Rozmowa z Kamilem Witkowskim, trenerem Motoru II Lublin

- Po sześciu kolejkach macie na koncie tylko pięć punktów. W sobotę tylko zremisowaliście u siebie z beniaminkiem, Ruchem Ryki. Chyba jesteście rozczarowani?
– To już, któryś mecz z rzędu, kiedy prowadzimy i nie możemy dowieźć korzystnego wyniku. Czy to jednak rozczarowanie? Zależy, jak na to spojrzeć. Ja uważam, że drużyna robi progres.

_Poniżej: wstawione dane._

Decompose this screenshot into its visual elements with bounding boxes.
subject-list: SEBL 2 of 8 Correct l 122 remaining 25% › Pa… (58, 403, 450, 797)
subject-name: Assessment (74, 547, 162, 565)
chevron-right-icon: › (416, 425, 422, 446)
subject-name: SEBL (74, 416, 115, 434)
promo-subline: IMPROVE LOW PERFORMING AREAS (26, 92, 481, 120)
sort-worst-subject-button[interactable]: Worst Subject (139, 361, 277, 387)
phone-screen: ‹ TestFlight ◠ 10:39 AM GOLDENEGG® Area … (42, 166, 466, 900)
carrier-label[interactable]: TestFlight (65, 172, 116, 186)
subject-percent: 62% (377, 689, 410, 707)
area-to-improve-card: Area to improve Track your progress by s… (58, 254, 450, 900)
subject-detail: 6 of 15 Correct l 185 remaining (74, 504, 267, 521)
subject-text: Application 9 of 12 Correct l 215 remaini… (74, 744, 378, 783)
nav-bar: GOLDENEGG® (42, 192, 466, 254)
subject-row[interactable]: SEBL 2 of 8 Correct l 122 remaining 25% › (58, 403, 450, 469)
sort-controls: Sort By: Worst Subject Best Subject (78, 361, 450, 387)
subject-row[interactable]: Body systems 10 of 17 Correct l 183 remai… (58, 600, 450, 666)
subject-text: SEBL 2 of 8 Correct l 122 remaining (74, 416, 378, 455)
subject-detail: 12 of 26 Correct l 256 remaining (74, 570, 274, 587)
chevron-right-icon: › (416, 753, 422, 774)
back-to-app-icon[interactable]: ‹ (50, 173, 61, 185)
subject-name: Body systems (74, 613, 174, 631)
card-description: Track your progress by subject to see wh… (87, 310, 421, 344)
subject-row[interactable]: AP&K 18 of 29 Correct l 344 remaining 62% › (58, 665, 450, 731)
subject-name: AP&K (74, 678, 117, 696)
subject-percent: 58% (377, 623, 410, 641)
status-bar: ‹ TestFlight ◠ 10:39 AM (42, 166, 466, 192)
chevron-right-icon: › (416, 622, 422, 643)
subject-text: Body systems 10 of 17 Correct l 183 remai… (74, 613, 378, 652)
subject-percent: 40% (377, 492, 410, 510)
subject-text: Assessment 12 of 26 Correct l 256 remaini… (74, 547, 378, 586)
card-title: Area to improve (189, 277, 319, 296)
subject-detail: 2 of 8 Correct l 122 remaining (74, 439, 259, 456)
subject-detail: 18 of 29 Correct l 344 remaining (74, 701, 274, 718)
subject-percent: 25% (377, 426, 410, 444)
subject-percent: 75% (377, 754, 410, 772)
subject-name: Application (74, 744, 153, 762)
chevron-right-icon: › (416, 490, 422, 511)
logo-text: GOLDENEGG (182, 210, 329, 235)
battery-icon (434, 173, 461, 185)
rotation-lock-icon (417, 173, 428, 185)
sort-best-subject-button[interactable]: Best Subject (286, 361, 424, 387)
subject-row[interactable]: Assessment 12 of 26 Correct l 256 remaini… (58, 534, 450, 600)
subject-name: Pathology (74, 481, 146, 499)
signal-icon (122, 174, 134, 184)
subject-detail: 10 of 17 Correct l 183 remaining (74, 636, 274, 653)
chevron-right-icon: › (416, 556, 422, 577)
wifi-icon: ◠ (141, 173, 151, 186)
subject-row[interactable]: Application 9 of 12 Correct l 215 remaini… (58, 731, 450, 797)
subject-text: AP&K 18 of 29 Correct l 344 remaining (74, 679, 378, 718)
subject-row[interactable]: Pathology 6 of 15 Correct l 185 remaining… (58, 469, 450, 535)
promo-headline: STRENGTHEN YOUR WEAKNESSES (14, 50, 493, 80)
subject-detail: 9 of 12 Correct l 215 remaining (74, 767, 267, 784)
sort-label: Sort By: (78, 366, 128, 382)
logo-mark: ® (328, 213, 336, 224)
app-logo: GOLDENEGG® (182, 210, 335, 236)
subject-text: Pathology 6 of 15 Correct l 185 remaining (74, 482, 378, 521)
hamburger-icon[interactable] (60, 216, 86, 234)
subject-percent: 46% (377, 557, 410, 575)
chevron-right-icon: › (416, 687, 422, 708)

Trzeba jednak przyznać, że mamy wielu młodych chłopaków, a ta drużyna w poprzednim sezonie zajęła dziewiąte miejsce w tabeli. To nie tak, że my coś zepsuliśmy. Pracujemy, moim zdaniem w żadnym meczu, no może poza jednym, stworzyliśmy więcej sytuacji bramkowych od rywali. Sporo strzelamy, ale i sporo tracimy. Zdecydowanie za łatwo tracimy bramki i punkty. Brakuje nam troszkę doświadczenia i wydaje mi się, że takiego ogrania na tym poziomie. Praktycznie w każdym spotkaniu znajdujemy niewiarygodny sposób, żeby sprezentować rywalom gola i wypuszczamy zwycięstwa.
- W drużynie pojawił się pan dopiero na kilkanaście dni przed pierwszym meczem ligowym...
– Przyszedłem tuż przed ligą, ale mimo to nie uciekam od odpowiedzialności. Oczywiście, grania było sporo i tak naprawdę mamy za sobą drugi pełny mikrocykl. Klub chciał powalczyć o coś więcej, ale ta liga troszkę nas zweryfikowała. Są zespoły, które mają jasno postawiony cel, a do tego spore pieniążki. Sam byłem w Lubartowie przed rozpoczęciem rozgrywek i przygotowywaliśmy drużynę, żeby dać sobie szansę powalczyć na jesieni, potem siąść w zimie i zobaczyć, w którym miejscu jesteśmy. W Motorze II czasu było mało, ale pracujemy dalej.
- W lecie udało się jednak sprowadzić kilku bardziej doświadczonych zawodników...
– Jest Michał Paluch, Ivan Hurenko oraz Dawid Brzozowski, który grał wyżej, ale to nadal młody chłopak. Reszta to młodzieżowcy. Wszyscy musimy to jednak dźwignąć.
- A czemu zdecydował się pan w ogóle na przenosiny z Lubartowa do Lublina tuż przed rozpoczęciem rozgrywek?
– Kierowałem się rozwojem. W Motorze mam możliwość uczęszczania na treningi pierwszej drużyny. Mogę przebywać ze sztabem i drużyną. Tym się kierowałem. Do tej pory, w poprzednich klubach pracowałem tak naprawdę sam. Może tylko w Kraśniku mogłem liczyć na pomoc. W Motorze wygląda to zupełnie inaczej.
- A działacze postawili przed panem cel walki o awans do III ligi?
– Klub by chciał, Paweł Golański i Mateusz Stolarski to ambitni ludzie, wszyscy w klubie by tego chcieli. Liga nas jednak weryfikuje i chyba musimy jeszcze trochę z tym poczekać. To nie jest jednak tak, że już teraz składamy broń. Robimy wszystko, co możemy, żeby się poprawić. Kto jednak był na naszych meczach, ten musi potwierdzić, że w niewiarygodnych okolicznościach potrafimy tracić bramki. Chodzi nie tylko o defensywę. Umiejętności piłkarskie, taktyka, determinacja, wola zwycięstwa, to wszystko musi trwać 90 minut, a nie 30. Dużo rzeczy się składa na nasze kłopoty. Każdy mógłby robić coś lepiej, my też. Wyniki pokazują, że wychodzimy na prowadzenie, ale potem oddajemy punkty. Wspomnę tylko mecz ze Startem Krasnystaw. Prowadzimy 2:0, mogło być więcej, a w 90 minucie robimy niesamowitego karnego i kończy się wynikiem 2:2.
- Jak to się mówi: czas będzie działał na waszą korzyść?
– To wszystko proces. Tracimy punkty, ale ja uważam, że idziemy do przodu. Na razie kosztem wyniku. Wierzę jednak, że i to przyjdzie. Taka jest po prostu piłka.